Russia. Indenne insieme alla Cina dal blackout informatico globale di Microsoft

di Mariarita Cupersito

Venerdì 19 luglio un grave bug informatico ha paralizzato a livello mondiale molti servizi essenziali, dalla sanità al trasporto, passando per i media, mettendo in luce la vulnerabilità su scala globale delle infrastrutture digitali.
Il bug è stato causato da un problema nell’aggiornamento del sensore Falcon della ditta di cybersicurezza CrowdStrike, che ha reso inutilizzabili numerosi dispositivi con Microsoft Windows. Il tilt informatico ha portato alla cancellazione di 6.855 voli in tutto il mondo, pari a circa il 6,2% di tutti i voli di linea, con disagi che sono proseguiti nei giorni successivi al bug.
Serie ripercussioni anche nel settore sanitario, con il National Health Service (NHS) gravemente in difficoltà nel Regno Unito e il servizio di emergenza 911 fuori uso in tre Stati americani. Il mercato finanziario non è stato da meno: hanno registrato perdite le Borse di Wall Street e Londra, con le azioni di Microsoft in calo dell’1,9% e quelle di CrowdStrike in calo del 15%.

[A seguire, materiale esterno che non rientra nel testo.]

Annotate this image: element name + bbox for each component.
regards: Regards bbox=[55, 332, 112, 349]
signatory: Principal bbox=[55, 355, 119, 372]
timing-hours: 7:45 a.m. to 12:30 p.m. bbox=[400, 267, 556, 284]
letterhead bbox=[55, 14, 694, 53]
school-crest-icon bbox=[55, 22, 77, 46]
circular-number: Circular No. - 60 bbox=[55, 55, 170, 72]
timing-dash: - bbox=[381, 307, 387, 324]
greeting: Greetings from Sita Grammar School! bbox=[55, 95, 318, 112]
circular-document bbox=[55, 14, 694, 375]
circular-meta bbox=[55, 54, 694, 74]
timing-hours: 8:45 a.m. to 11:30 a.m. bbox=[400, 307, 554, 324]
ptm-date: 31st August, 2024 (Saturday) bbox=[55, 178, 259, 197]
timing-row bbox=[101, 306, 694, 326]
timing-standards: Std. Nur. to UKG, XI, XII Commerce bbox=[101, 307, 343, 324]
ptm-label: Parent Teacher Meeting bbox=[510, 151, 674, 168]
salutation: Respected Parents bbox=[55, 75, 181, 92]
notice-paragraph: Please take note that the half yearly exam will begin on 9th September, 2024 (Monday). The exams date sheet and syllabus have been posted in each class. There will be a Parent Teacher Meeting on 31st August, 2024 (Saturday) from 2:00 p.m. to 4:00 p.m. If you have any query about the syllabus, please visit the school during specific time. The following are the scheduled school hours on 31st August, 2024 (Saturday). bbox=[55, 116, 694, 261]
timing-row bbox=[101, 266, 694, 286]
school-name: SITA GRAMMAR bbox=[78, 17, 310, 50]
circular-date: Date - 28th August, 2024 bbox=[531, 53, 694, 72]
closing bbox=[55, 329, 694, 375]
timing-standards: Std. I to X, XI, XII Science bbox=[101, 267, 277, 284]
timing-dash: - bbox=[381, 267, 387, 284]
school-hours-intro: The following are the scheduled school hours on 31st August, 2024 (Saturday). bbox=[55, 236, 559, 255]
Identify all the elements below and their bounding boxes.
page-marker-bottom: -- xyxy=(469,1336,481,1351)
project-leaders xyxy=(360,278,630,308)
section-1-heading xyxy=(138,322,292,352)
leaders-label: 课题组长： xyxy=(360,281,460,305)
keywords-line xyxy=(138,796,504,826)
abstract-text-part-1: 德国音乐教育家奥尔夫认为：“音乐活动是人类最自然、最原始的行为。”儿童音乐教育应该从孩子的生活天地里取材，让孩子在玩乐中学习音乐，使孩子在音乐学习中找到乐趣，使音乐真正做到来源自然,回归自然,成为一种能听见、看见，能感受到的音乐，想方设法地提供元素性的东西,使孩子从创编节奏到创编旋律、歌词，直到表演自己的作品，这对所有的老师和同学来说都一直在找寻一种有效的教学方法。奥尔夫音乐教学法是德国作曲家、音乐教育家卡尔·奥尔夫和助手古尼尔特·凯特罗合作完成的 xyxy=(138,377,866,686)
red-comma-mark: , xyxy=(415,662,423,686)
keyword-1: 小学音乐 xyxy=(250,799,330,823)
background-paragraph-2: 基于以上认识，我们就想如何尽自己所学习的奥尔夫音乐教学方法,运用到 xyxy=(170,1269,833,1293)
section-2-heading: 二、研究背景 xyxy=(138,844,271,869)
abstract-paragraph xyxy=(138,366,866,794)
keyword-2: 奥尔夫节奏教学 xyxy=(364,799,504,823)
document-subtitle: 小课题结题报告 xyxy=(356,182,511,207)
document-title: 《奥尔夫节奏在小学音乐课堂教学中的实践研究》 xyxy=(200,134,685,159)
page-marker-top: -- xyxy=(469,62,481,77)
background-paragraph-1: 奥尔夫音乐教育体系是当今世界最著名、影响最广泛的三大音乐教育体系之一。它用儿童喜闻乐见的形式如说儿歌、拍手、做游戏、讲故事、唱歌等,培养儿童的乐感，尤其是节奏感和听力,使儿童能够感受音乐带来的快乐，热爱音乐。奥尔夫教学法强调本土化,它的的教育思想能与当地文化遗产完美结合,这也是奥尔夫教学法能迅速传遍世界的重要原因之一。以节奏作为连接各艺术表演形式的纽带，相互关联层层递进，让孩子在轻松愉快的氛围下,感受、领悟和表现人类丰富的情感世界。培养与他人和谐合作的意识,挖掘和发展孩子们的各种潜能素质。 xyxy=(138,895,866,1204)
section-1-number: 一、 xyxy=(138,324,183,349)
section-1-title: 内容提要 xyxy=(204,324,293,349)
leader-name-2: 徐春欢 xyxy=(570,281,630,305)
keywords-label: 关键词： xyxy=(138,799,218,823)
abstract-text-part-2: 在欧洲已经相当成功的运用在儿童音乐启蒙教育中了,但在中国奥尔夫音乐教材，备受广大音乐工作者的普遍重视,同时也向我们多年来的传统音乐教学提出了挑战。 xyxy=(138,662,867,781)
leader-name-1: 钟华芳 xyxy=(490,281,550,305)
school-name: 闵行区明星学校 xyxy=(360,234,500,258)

Anche grandi compagnie mediatiche come Sky News hanno dovuto fronteggiare serie difficoltà per restare operative nonostante il bug informatico.
Una crisi globale che ha reso necessarie riunioni di emergenza a livello governativo in varie parti del mondo al fine di gestire la sicurezza nazionale, ma che ha lasciato indenni sia la Russia che la Cina.
A Mosca infatti le sanzioni decise dai Paesi occidentali a seguito dell’invasione dell’Ucraina hanno spinto Microsoft e altri giganti della tecnologia a sospendere le vendite dei loro prodotti e servizi, riducendo quindi la loro presenza a beneficio di aziende come Kaspersky Lab.
Nemmeno la Cina è stata colpita dal bug globale, in quanto non dipende dal sistema Microsoft: i principali fornitori di cloud sono infatti aziende nazionali quali Alibaba, Tencent e Huawei all’esito della progressiva sostituzione, nel corso degli anni, dei sistemi It esteri con quelli nazionali ad opera delle organizzazioni governative, degli operatori infrastrutturali e delle aziende cinesi.
Anche l’Iran si è attivato per bloccare Internet, soprattutto a causa della Twitter Revolution che ha contribuito a sollevare voci critiche contro il regime, realizzando così una rete parallela e controllata.
Al fine di identificare tale fenomeno si è diffuso in questi anni il termine “splinternet”, per indicare appunto la frammentazione “protezionista” di Internet in contrasto con la visione globalizzata della rete informatica.